Cottagecore leaves a lot of room for magic, for the otherworldly, for fae folk with pointed ears and golden skin. But within that yearning for more exist very real opportunities to embrace the movement: you can wear cotton dresses with puffy sleeves to Broadway, you can bake in your tiny city apartment, you can nurture indoor plants, you can AusPost your friends letters with flowers grown on your windowsill. You can aesthetically participate in cottagecore, but more importantly, you can also incorporate its sentiment into your praxis by engaging in mutual aid, in environmental politics, in feminist activism.

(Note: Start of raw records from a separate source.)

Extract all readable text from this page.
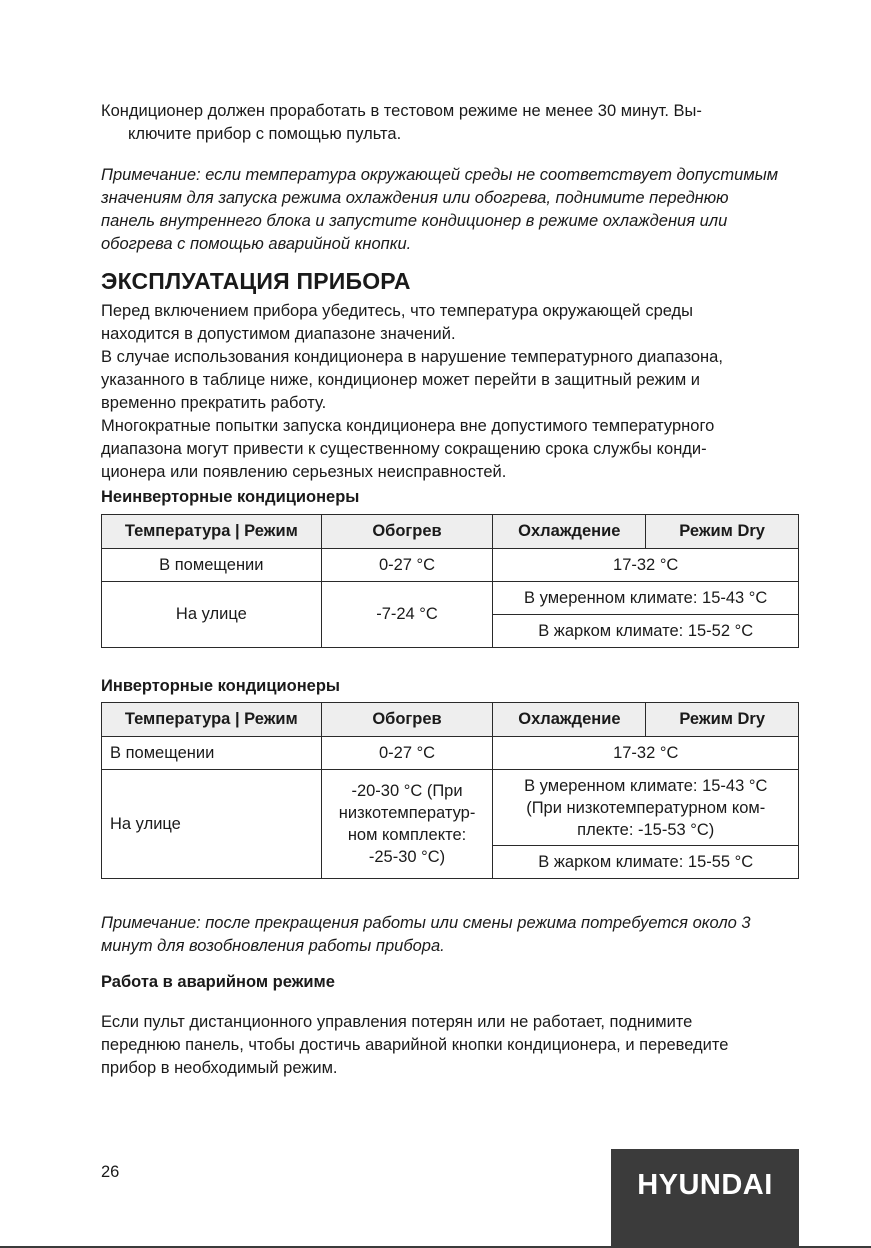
Кондиционер должен проработать в тестовом режиме не менее 30 минут. Вы-
ключите прибор с помощью пульта.

Примечание: если температура окружающей среды не соответствует допустимым
значениям для запуска режима охлаждения или обогрева, поднимите переднюю
панель внутреннего блока и запустите кондиционер в режиме охлаждения или
обогрева с помощью аварийной кнопки.

ЭКСПЛУАТАЦИЯ ПРИБОРА

Перед включением прибора убедитесь, что температура окружающей среды
находится в допустимом диапазоне значений.
В случае использования кондиционера в нарушение температурного диапазона,
указанного в таблице ниже, кондиционер может перейти в защитный режим и
временно прекратить работу.
Многократные попытки запуска кондиционера вне допустимого температурного
диапазона могут привести к существенному сокращению срока службы конди-
ционера или появлению серьезных неисправностей.

Неинверторные кондиционеры

Температура | Режим	Обогрев	Охлаждение	Режим Dry
В помещении	0-27 °C	17-32 °C	
На улице	-7-24 °C	В умеренном климате: 15-43 °C	
		В жарком климате: 15-52 °C	

Инверторные кондиционеры

Температура | Режим	Обогрев	Охлаждение	Режим Dry
В помещении	0-27 °C	17-32 °C	
На улице	-20-30 °C (При
низкотемператур-
ном комплекте:
-25-30 °C)	В умеренном климате: 15-43 °C
(При низкотемпературном ком-
плекте: -15-53 °C)	
		В жарком климате: 15-55 °C	

Примечание: после прекращения работы или смены режима потребуется около 3
минут для возобновления работы прибора.

Работа в аварийном режиме

Если пульт дистанционного управления потерян или не работает, поднимите
переднюю панель, чтобы достичь аварийной кнопки кондиционера, и переведите
прибор в необходимый режим.

26	HYUNDAI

It is pointless to dream about wildflowers and serenity when you are doing nothing to bring that world closer. It is hard to picture a better world with smoke from the bushfires still coating our lungs, with the weight of the pandemic on our shoulders, with climate grief casting long shadows in front of us. And though all of that gave birth to the movement, at heart it isn’t about running away and hiding; it is about coming together and imagining what the future can be.